De operacomponist Richard Wagner had weinig op met metronoomgetallen. Als iemand de muziek niet kan laten zingen, hebben getallen geen zin. En andersom: een musicus die zijn instrument of orkest kan laten zingen, heeft de cijfers niet nodig. Tempo en begrip voor het stuk gaan hand in hand, aldus de componist in zijn essay Über das Dirigieren, 1869. Het zou in dat perspectief goed zijn als uitvoerende musici voor het vormen van begrip voor een stuk zouden beginnen met een partituur zonder enige uitvoeringsaanwijzing.
Max Reger is een componist die extreem veel uitvoeringsaanwijzingen in zijn werken heeft genoteerd.
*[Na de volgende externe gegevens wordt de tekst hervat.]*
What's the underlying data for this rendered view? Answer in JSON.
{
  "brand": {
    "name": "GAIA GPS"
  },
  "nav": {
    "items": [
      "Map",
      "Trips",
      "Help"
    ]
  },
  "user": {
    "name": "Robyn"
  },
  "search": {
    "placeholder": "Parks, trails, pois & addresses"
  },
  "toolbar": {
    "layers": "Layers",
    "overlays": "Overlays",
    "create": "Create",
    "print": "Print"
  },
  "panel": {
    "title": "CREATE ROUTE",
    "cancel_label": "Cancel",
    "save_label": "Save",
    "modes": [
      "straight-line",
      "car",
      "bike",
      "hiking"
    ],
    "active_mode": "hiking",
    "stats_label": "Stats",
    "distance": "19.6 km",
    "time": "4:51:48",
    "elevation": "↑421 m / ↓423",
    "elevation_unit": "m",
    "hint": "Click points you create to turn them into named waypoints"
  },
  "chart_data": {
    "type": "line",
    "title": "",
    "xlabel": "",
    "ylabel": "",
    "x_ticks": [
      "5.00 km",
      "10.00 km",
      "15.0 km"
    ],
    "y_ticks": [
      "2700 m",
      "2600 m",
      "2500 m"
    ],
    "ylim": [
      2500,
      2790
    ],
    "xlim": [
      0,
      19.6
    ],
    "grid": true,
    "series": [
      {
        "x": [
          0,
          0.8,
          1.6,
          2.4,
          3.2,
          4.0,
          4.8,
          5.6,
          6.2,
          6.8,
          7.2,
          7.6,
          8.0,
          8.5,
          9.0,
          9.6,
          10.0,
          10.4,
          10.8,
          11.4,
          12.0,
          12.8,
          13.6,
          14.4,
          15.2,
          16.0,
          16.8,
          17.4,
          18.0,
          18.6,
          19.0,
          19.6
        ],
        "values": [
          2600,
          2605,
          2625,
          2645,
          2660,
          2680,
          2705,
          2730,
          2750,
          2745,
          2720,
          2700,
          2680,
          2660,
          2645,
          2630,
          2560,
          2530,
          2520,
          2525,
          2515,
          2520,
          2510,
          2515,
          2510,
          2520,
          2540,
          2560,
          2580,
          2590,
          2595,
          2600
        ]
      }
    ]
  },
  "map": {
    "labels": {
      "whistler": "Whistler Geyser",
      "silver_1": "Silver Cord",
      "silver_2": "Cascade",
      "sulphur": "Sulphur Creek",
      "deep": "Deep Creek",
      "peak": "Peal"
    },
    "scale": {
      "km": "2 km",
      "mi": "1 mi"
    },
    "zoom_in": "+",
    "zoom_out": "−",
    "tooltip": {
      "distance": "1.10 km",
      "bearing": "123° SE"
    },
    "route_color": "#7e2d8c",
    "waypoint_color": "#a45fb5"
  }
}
Nagenietend bekeek hij zijn voltooide werk nog een keer, maar dan in zijn rol als uitvoerend musicus. De situatie rondom zijn uitvoeringsaanwijzingen is echter paradoxaal. Zo relativeerde hij zijn aanwijzingen door uitspraken, eigen uitvoeringen, instemming met afwijkende uitvoeringen of uitgaven door anderen, of blijken aanwijzingen doodgewoon fysiek onuitvoerbaar.
Henrico Stewen heeft een proefschrift geschreven over het tempoaspect voor de Sibelius Academy in Helsinki, met name de metronoomgetallen, van Regers orgelwerken, met de titel The Straube Code. Ook werd een cd uitgebracht op Motette: Max Reger – Orgelwerke.
The Straube Code in hoofdlijnen
- Een deel van Regers metronoomgetallen en Italiaanse tempoaanwijzingen zijn door Straube met instemming van de componist gewijzigd in nieuwe uitgaven van enkele orgelwerken.
- De metronoomgetallen zijn ongeveer gehalveerd.
- Er is volgens Retze Talsma in de negentiende eeuw sprake van dubbele-slagnotatie van de metronoomgetallen, waardoor de tempi twee maal te snel staan genoteerd.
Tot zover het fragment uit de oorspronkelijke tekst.